JOHN PAUL, DMD FDA EDITOR
Dr. Paul can be reached at jpaul@bot.floridadental.org.
I’ve dreamed about it since 1991 when I attended the Texarkana College Bill Moran School of Bladesmithing. For two weeks, about 15 men of varying ages beat hot metal into knives and cut things with them. There were a few folks who had blacksmithing experience — one fellow was a stone carver who worked on the National Cathedral and had engraved guns for Browning. We had a blast, and they had to run us out of the forge every day at closing. I made two mistakes. I told them when I was back in the real world I was a dentist, and I understood phase diagrams. It took me most of a week to break my classmates from calling me doctor. I think they did it to remind me I didn’t really work for a living, but I was having too much fun hammering steel and they finally let it slide. By the time we were done, everyone had forged and ground a blade that was sharpened, hardened and tempered. Then, we used that blade to shave the hair from our arm, chop a free-hanging 1-in. rope, chop through a 2x4, repeat the chop through a free-hanging rope, repeat the shave test and then withstand a 90-degree bend without breaking.
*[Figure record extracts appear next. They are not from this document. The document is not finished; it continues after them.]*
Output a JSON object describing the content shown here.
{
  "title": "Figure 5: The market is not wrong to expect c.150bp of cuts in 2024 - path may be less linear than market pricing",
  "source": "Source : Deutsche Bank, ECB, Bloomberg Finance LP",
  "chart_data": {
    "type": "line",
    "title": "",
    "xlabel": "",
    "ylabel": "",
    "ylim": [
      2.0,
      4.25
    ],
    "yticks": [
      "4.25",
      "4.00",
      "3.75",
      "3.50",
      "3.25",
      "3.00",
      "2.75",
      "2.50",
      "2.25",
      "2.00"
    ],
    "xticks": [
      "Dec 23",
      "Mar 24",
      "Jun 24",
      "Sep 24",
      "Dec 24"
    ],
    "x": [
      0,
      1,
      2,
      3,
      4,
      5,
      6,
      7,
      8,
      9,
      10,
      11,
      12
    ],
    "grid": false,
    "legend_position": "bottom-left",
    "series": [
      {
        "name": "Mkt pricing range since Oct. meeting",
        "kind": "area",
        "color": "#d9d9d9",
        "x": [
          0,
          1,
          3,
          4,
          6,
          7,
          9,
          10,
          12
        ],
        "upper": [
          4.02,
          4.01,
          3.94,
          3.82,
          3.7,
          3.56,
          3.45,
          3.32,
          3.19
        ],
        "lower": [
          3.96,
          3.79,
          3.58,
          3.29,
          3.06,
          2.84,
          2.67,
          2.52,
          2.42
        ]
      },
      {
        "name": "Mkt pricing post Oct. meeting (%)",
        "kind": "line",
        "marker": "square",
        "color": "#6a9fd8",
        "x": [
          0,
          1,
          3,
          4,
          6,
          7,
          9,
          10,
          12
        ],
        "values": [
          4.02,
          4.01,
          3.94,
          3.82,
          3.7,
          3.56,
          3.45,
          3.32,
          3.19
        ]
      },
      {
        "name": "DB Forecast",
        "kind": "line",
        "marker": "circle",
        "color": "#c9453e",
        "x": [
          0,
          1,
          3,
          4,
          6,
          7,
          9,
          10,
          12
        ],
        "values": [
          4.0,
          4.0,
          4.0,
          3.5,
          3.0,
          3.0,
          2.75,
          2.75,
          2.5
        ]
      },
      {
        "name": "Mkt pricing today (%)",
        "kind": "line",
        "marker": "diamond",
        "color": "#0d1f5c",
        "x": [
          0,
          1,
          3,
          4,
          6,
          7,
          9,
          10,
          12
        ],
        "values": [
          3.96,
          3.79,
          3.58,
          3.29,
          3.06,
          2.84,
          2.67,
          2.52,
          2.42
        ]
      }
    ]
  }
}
On our last night in Arkansas, we told stories about using our new skills back home. Everyone planned on making some knives and a few fellows planned to make a living at it. One gentleman whose legend was that he had more than 30 years’ experience as a blacksmith agreed with me that there were several new ideas we could both use when we got home to our dental practices. All that time, and he never let on that he also was a dentist. I asked him why, and he said, “Well, I didn’t want to talk about dentistry.”